On Tue, Apr 23, 2024 at 03:22:46PM +0530, Nilay Shroff wrote:
> > 
> I tested the above patch, however, it doesn't help to solve the issue.
> I tested it for two cases listed below:
> 
> 1. Platform which doesn't support pci-error-recovery:
> -----------------------------------------------------
> On this platform when nvme_timeout() is invoked, it falls through 
> nvme_shoud_reset()
>   -> nvme_warn_reset() 
>     -> goto disable
> 
> When nvme_timeout() jumps to the label disable, it tries setting the
> controller state to RESETTING but that couldn't succeed because the 
> (logical) hot-unplug/nvme_remove() of the disk is started on another 
> thread and hence controller state has already changed to 
> DELETING/DELETING_NOIO. As nvme_timeout() couldn't set the controller 
> state to RESETTING, nvme_timeout() returns BLK_EH_DONE. In summary, 
> as nvme_timeout() couldn't cancel pending IO, the hot-unplug/nvme_remove() 
> couldn't forward progress and it keeps waiting for request queue to be freezed. 
> 
> 2. Platform supporting pci-error-recovery:
> ------------------------------------------
> Similarly, on this platform as explained for the above case, when 
> nvme_timeout() is invoked, it falls through nvme_shoud_reset()

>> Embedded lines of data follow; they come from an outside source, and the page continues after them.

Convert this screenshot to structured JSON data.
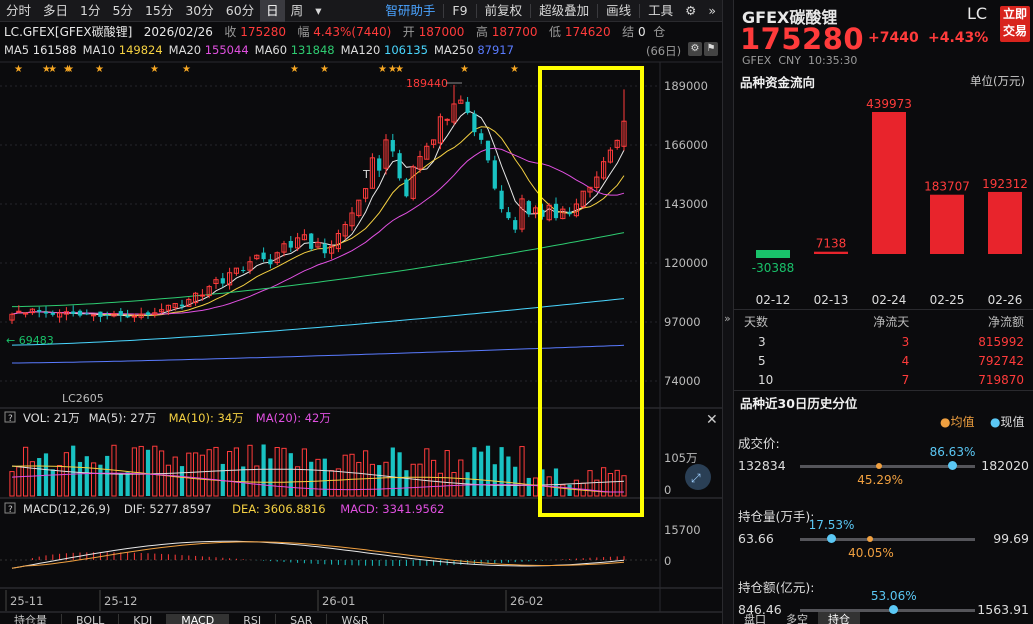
{
  "toolbar": {
    "items": [
      "分时",
      "多日",
      "1分",
      "5分",
      "15分",
      "30分",
      "60分",
      "日",
      "周",
      "▾"
    ],
    "active_index": 7,
    "right_items": [
      "智研助手",
      "F9",
      "前复权",
      "超级叠加",
      "画线",
      "工具"
    ],
    "gear_icon": "gear-icon",
    "expand_icon": "chevron-double-right-icon"
  },
  "info": {
    "symbol": "LC.GFEX[GFEX碳酸锂]",
    "date": "2026/02/26",
    "close_label": "收",
    "close": "175280",
    "range_label": "幅",
    "range": "4.43%(7440)",
    "open_label": "开",
    "open": "187000",
    "high_label": "高",
    "high": "187700",
    "low_label": "低",
    "low": "174620",
    "settle_label": "结",
    "settle": "0",
    "oi_label": "仓"
  },
  "ma": {
    "items": [
      {
        "label": "MA5",
        "value": "161588",
        "color": "#e8e8e8"
      },
      {
        "label": "MA10",
        "value": "149824",
        "color": "#f5d142"
      },
      {
        "label": "MA20",
        "value": "155044",
        "color": "#e050e0"
      },
      {
        "label": "MA60",
        "value": "131848",
        "color": "#2ecc71"
      },
      {
        "label": "MA120",
        "value": "106135",
        "color": "#4ad7ff"
      },
      {
        "label": "MA250",
        "value": "87917",
        "color": "#5a7bff"
      }
    ],
    "days": "(66日)"
  },
  "price_axis": [
    "189000",
    "166000",
    "143000",
    "120000",
    "97000",
    "74000"
  ],
  "annotations": {
    "high": "189440",
    "low": "69483",
    "contract": "LC2605"
  },
  "volume": {
    "label": "VOL: 21万",
    "ma5": "MA(5): 27万",
    "ma10": "MA(10): 34万",
    "ma20": "MA(20): 42万",
    "axis_top": "105万",
    "axis_zero": "0"
  },
  "macd": {
    "label": "MACD(12,26,9)",
    "dif": "DIF: 5277.8597",
    "dea": "DEA: 3606.8816",
    "macd": "MACD: 3341.9562",
    "axis_top": "15700",
    "axis_zero": "0"
  },
  "dates": [
    "25-11",
    "25-12",
    "26-01",
    "26-02"
  ],
  "bottom_tabs": [
    "持仓量",
    "BOLL",
    "KDJ",
    "MACD",
    "RSI",
    "SAR",
    "W&R"
  ],
  "right": {
    "name": "GFEX碳酸锂",
    "code": "LC",
    "quick_trade": [
      "立即",
      "交易"
    ],
    "price": "175280",
    "change": "+7440",
    "change_pct": "+4.43%",
    "exchange": "GFEX",
    "currency": "CNY",
    "time": "10:35:30",
    "flow_title": "品种资金流向",
    "flow_unit": "单位(万元)",
    "flow_bars": [
      {
        "date": "02-12",
        "value": -30388,
        "label": "-30388"
      },
      {
        "date": "02-13",
        "value": 7138,
        "label": "7138"
      },
      {
        "date": "02-24",
        "value": 439973,
        "label": "439973"
      },
      {
        "date": "02-25",
        "value": 183707,
        "label": "183707"
      },
      {
        "date": "02-26",
        "value": 192312,
        "label": "192312"
      }
    ],
    "flow_table": {
      "headers": [
        "天数",
        "净流天",
        "净流额"
      ],
      "rows": [
        [
          "3",
          "3",
          "815992"
        ],
        [
          "5",
          "4",
          "792742"
        ],
        [
          "10",
          "7",
          "719870"
        ]
      ]
    },
    "hist_title": "品种近30日历史分位",
    "legend_avg": "均值",
    "legend_now": "现值",
    "sliders": [
      {
        "title": "成交价:",
        "min": "132834",
        "max": "182020",
        "now": 0.8663,
        "now_label": "86.63%",
        "avg": 0.4529,
        "avg_label": "45.29%"
      },
      {
        "title": "持仓量(万手):",
        "min": "63.66",
        "max": "99.69",
        "now": 0.1753,
        "now_label": "17.53%",
        "avg": 0.4005,
        "avg_label": "40.05%"
      },
      {
        "title": "持仓额(亿元):",
        "min": "846.46",
        "max": "1563.91",
        "now": 0.5306,
        "now_label": "53.06%",
        "avg": 0.5,
        "avg_label": ""
      }
    ],
    "bottom_tabs": [
      "盘口",
      "多空",
      "持仓"
    ]
  },
  "colors": {
    "up": "#ff3b3b",
    "down": "#19c2c2",
    "highlight": "#ffff00"
  }
}
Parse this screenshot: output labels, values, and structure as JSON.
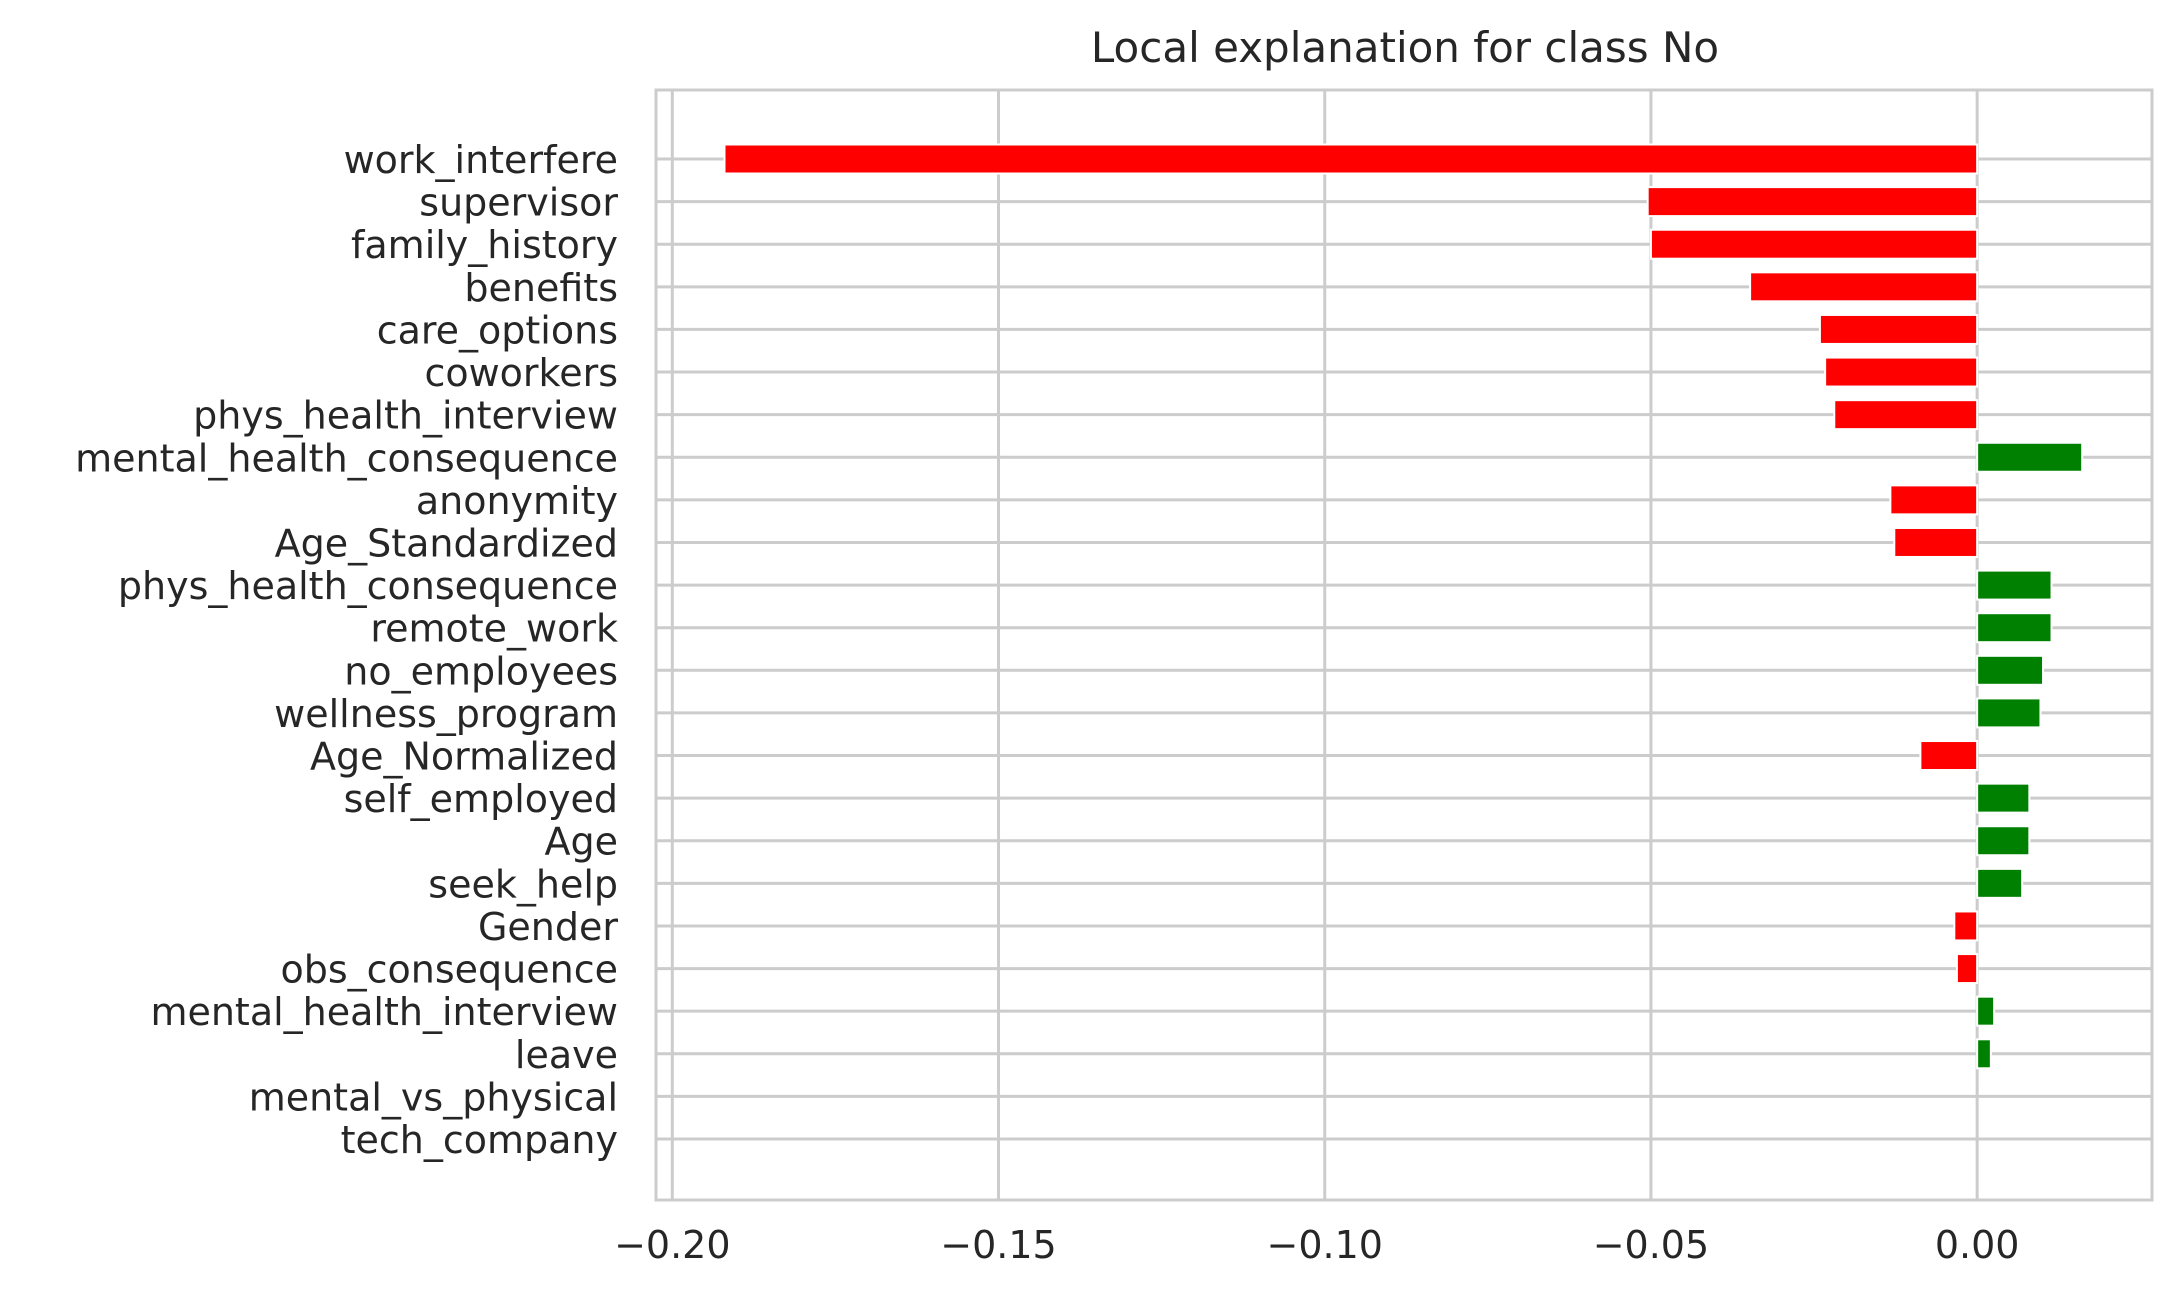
{
  "chart_data": {
    "type": "bar",
    "orientation": "horizontal",
    "title": "Local explanation for class No",
    "xlabel": "",
    "ylabel": "",
    "xlim": [
      -0.2025,
      0.0268
    ],
    "grid": true,
    "x_ticks": [
      -0.2,
      -0.15,
      -0.1,
      -0.05,
      0.0
    ],
    "x_tick_labels": [
      "−0.20",
      "−0.15",
      "−0.10",
      "−0.05",
      "0.00"
    ],
    "categories": [
      "work_interfere",
      "supervisor",
      "family_history",
      "benefits",
      "care_options",
      "coworkers",
      "phys_health_interview",
      "mental_health_consequence",
      "anonymity",
      "Age_Standardized",
      "phys_health_consequence",
      "remote_work",
      "no_employees",
      "wellness_program",
      "Age_Normalized",
      "self_employed",
      "Age",
      "seek_help",
      "Gender",
      "obs_consequence",
      "mental_health_interview",
      "leave",
      "mental_vs_physical",
      "tech_company"
    ],
    "values": [
      -0.192,
      -0.0505,
      -0.05,
      -0.0348,
      -0.0241,
      -0.0233,
      -0.0219,
      0.0161,
      -0.0133,
      -0.0127,
      0.0114,
      0.0114,
      0.0101,
      0.0097,
      -0.0087,
      0.008,
      0.008,
      0.0069,
      -0.0035,
      -0.0031,
      0.0026,
      0.0021,
      0.0,
      0.0
    ],
    "colors": {
      "positive": "#008000",
      "negative": "#ff0000",
      "grid": "#cccccc",
      "axes": "#cccccc",
      "text": "#262626",
      "background": "#ffffff"
    }
  }
}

> -> nvme_warn_reset() -> goto disable. In this case as well, 
> nvme_timeout() returns BLK_EH_DONE. Please note that though this 
> platform supports pci-error-recovery, we couldn't get through 
> nvme_error_detected() because the pci-error-recovery thread is pending 
> on acquiring mutex "pci_lock_rescan_remove". This mutex is acquired by 
> hot-unplug thread before it invokes nvme_remove() and nvme_remove() 
> is currently waiting for request queue to be freezed. For reference,
> I have already captured the task hang traces in previous email of this 
> thread where we could observe these hangs (for both pci-error-recovery
> thread as well as hot-unplig/nvme_remove()).
> 
> I understand that we don't want to cancel pending IO from the nvme_remove()

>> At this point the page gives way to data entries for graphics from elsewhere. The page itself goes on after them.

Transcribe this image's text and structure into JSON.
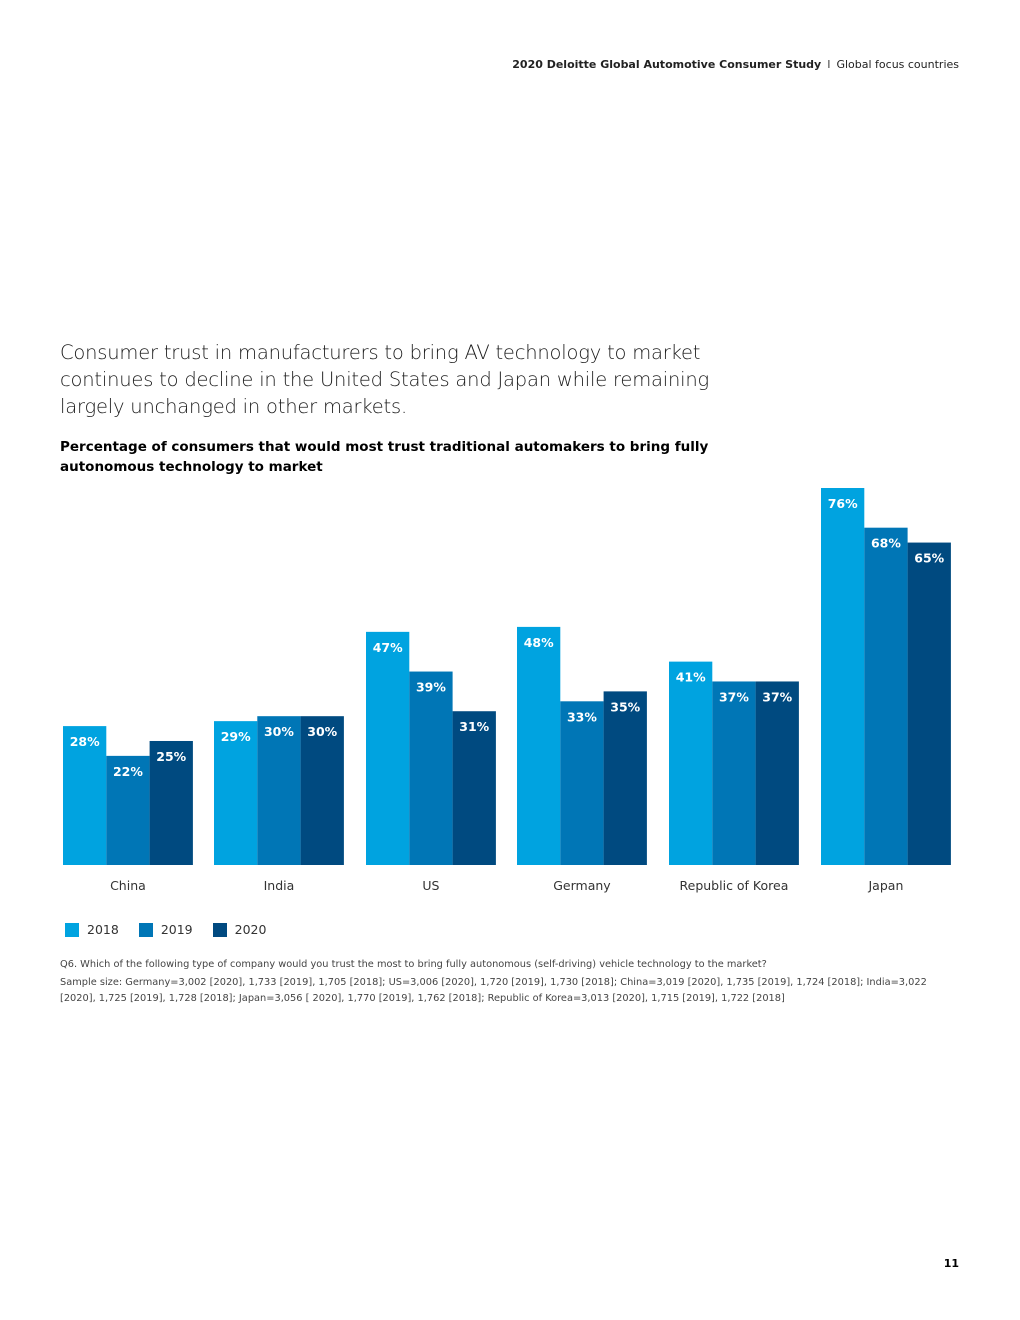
{
  "header": {
    "study": "2020 Deloitte Global Automotive Consumer Study",
    "separator": "I",
    "section": "Global focus countries"
  },
  "headline": "Consumer trust in manufacturers to bring AV technology to market continues to decline in the United States and Japan while remaining largely unchanged in other markets.",
  "chart_data": {
    "type": "bar",
    "title": "Percentage of consumers that would most trust traditional automakers to bring fully autonomous technology to market",
    "categories": [
      "China",
      "India",
      "US",
      "Germany",
      "Republic of Korea",
      "Japan"
    ],
    "series": [
      {
        "name": "2018",
        "color": "#00a3e0",
        "values": [
          28,
          29,
          47,
          48,
          41,
          76
        ],
        "labels": [
          "28%",
          "29%",
          "47%",
          "48%",
          "41%",
          "76%"
        ]
      },
      {
        "name": "2019",
        "color": "#0076b6",
        "values": [
          22,
          30,
          39,
          33,
          37,
          68
        ],
        "labels": [
          "22%",
          "30%",
          "39%",
          "33%",
          "37%",
          "68%"
        ]
      },
      {
        "name": "2020",
        "color": "#004a80",
        "values": [
          25,
          30,
          31,
          35,
          37,
          65
        ],
        "labels": [
          "25%",
          "30%",
          "31%",
          "35%",
          "37%",
          "65%"
        ]
      }
    ],
    "ylim": [
      0,
      76
    ],
    "grid": false,
    "legend_placement": "bottom-left"
  },
  "notes": {
    "question": "Q6. Which of the following type of company would you trust the most to bring fully autonomous (self-driving) vehicle technology to the market?",
    "sample": "Sample size: Germany=3,002 [2020], 1,733 [2019], 1,705 [2018]; US=3,006 [2020], 1,720 [2019], 1,730 [2018]; China=3,019 [2020], 1,735 [2019], 1,724 [2018]; India=3,022 [2020], 1,725 [2019], 1,728 [2018]; Japan=3,056 [ 2020], 1,770 [2019], 1,762 [2018]; Republic of Korea=3,013 [2020], 1,715 [2019], 1,722 [2018]"
  },
  "page_number": "11"
}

> unconditionally as if the disk is not physically hot-unplug then we still 
> want to  wait for the in-flight IO to be finished. Also looking through 
> the above cases, I think that the nvme_timeout() might be the code path 
> from where we want to cancel in-flight/pending IO if controller is 
> in the terminal state (i.e. DELETING or DELETING_NOIO). Keeping this idea in
> mind, I have worked out the below patch:
> 
> diff --git a/drivers/nvme/host/pci.c b/drivers/nvme/host/pci.c
> index 8e0bb9692685..e45a54d84649 100644
> --- a/drivers/nvme/host/pci.c
> +++ b/drivers/nvme/host/pci.c
> @@ -1286,6 +1286,9 @@ static enum blk_eh_timer_return nvme_timeout(struct request *req)

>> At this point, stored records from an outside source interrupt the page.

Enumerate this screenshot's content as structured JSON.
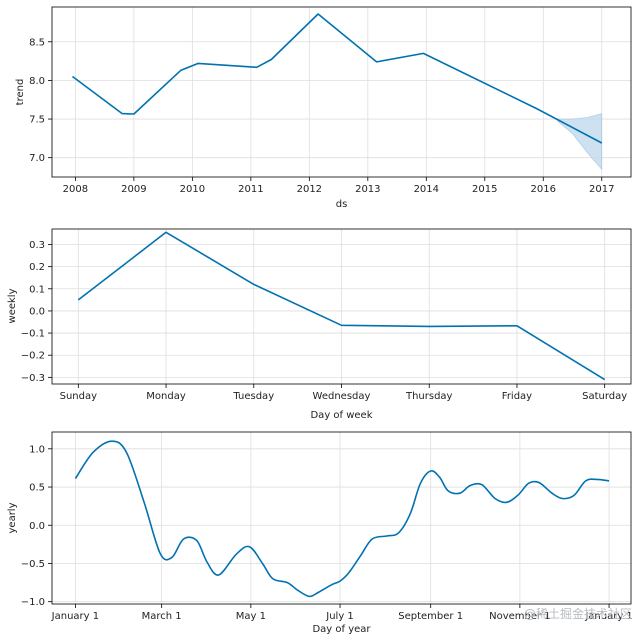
{
  "chart_data": [
    {
      "type": "line",
      "name": "trend",
      "xlabel": "ds",
      "ylabel": "trend",
      "x_ticks": [
        "2008",
        "2009",
        "2010",
        "2011",
        "2012",
        "2013",
        "2014",
        "2015",
        "2016",
        "2017"
      ],
      "x_tick_values": [
        2008,
        2009,
        2010,
        2011,
        2012,
        2013,
        2014,
        2015,
        2016,
        2017
      ],
      "y_ticks": [
        "7.0",
        "7.5",
        "8.0",
        "8.5"
      ],
      "y_tick_values": [
        7.0,
        7.5,
        8.0,
        8.5
      ],
      "xlim": [
        2007.6,
        2017.5
      ],
      "ylim": [
        6.75,
        8.95
      ],
      "series": [
        {
          "name": "trend",
          "x": [
            2007.95,
            2008.8,
            2009.0,
            2009.8,
            2010.1,
            2011.1,
            2011.35,
            2012.15,
            2013.15,
            2013.95,
            2015.9,
            2017.0
          ],
          "y": [
            8.05,
            7.57,
            7.565,
            8.13,
            8.22,
            8.17,
            8.27,
            8.86,
            8.24,
            8.35,
            7.63,
            7.19
          ]
        }
      ],
      "uncertainty": {
        "x": [
          2016.25,
          2016.5,
          2016.75,
          2017.0
        ],
        "upper": [
          7.5,
          7.5,
          7.52,
          7.57
        ],
        "lower": [
          7.47,
          7.31,
          7.07,
          6.85
        ]
      },
      "grid": true,
      "line_color": "#0072B2",
      "band_color": "#c6dcef"
    },
    {
      "type": "line",
      "name": "weekly",
      "xlabel": "Day of week",
      "ylabel": "weekly",
      "categories": [
        "Sunday",
        "Monday",
        "Tuesday",
        "Wednesday",
        "Thursday",
        "Friday",
        "Saturday"
      ],
      "values": [
        0.05,
        0.355,
        0.12,
        -0.065,
        -0.07,
        -0.067,
        -0.31
      ],
      "y_ticks": [
        "0.3",
        "0.2",
        "0.1",
        "0.0",
        "−0.1",
        "−0.2",
        "−0.3"
      ],
      "y_tick_values": [
        0.3,
        0.2,
        0.1,
        0.0,
        -0.1,
        -0.2,
        -0.3
      ],
      "ylim": [
        -0.33,
        0.37
      ],
      "grid": true,
      "line_color": "#0072B2"
    },
    {
      "type": "line",
      "name": "yearly",
      "xlabel": "Day of year",
      "ylabel": "yearly",
      "x_ticks": [
        "January 1",
        "March 1",
        "May 1",
        "July 1",
        "September 1",
        "November 1",
        "January 1"
      ],
      "x_tick_values": [
        0,
        59,
        120,
        181,
        243,
        304,
        365
      ],
      "y_ticks": [
        "1.0",
        "0.5",
        "0.0",
        "−0.5",
        "−1.0"
      ],
      "y_tick_values": [
        1.0,
        0.5,
        0.0,
        -0.5,
        -1.0
      ],
      "xlim": [
        -16,
        380
      ],
      "ylim": [
        -1.03,
        1.22
      ],
      "series": [
        {
          "name": "yearly",
          "x": [
            0,
            12,
            25,
            35,
            47,
            58,
            66,
            74,
            83,
            90,
            98,
            110,
            119,
            128,
            135,
            145,
            152,
            160,
            166,
            175,
            181,
            187,
            195,
            203,
            213,
            221,
            229,
            236,
            243,
            249,
            255,
            263,
            270,
            278,
            287,
            295,
            303,
            310,
            317,
            326,
            333,
            341,
            349,
            357,
            365
          ],
          "y": [
            0.61,
            0.95,
            1.1,
            0.95,
            0.3,
            -0.37,
            -0.42,
            -0.18,
            -0.2,
            -0.48,
            -0.65,
            -0.38,
            -0.28,
            -0.5,
            -0.7,
            -0.75,
            -0.85,
            -0.93,
            -0.88,
            -0.78,
            -0.73,
            -0.62,
            -0.4,
            -0.18,
            -0.14,
            -0.1,
            0.15,
            0.55,
            0.71,
            0.63,
            0.45,
            0.42,
            0.52,
            0.53,
            0.35,
            0.3,
            0.4,
            0.55,
            0.56,
            0.42,
            0.35,
            0.39,
            0.58,
            0.6,
            0.58
          ]
        }
      ],
      "grid": true,
      "line_color": "#0072B2"
    }
  ],
  "watermark": "@稀土掘金技术社区"
}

>         u32 csts = readl(dev->bar + NVME_REG_CSTS);
>         u8 opcode;
>  
> +       if (nvme_state_terminal(&dev->ctrl))
> +               goto disable;
> +
>         /* If PCI error recovery process is happening, we cannot reset or
>          * the recovery mechanism will surely fail.
>          */
> @@ -1390,8 +1393,13 @@ static enum blk_eh_timer_return nvme_timeout(struct request *req)
>         return BLK_EH_RESET_TIMER;
>  
>  disable:
> -       if (!nvme_change_ctrl_state(&dev->ctrl, NVME_CTRL_RESETTING))
> +       if (!nvme_change_ctrl_state(&dev->ctrl, NVME_CTRL_RESETTING)) {
> +               if (nvme_state_terminal(&dev->ctrl)) {
> +                       nvme_dev_disable(dev, false);
> +                       nvme_sync_queues(&dev->ctrl);
> +               }
>                 return BLK_EH_DONE;
> +       }
>  
>         nvme_dev_disable(dev, false);
>         if (nvme_try_sched_reset(&dev->ctrl))
> 
> I have tested the above patch against all possible cases. Please let me know
> if this looks good or if there are any further comments.

This looks okay to me. Just a couple things:

Set nvme_dev_disable's "shutdown" parameter to "true" since we're
restarting the queues again from this state.

Remove "nvme_sync_queues()". I think that would deadlock: sync_queues
waits for the timeout work to complete, but your calling it within the
timeout work, so this would have it wait for itself.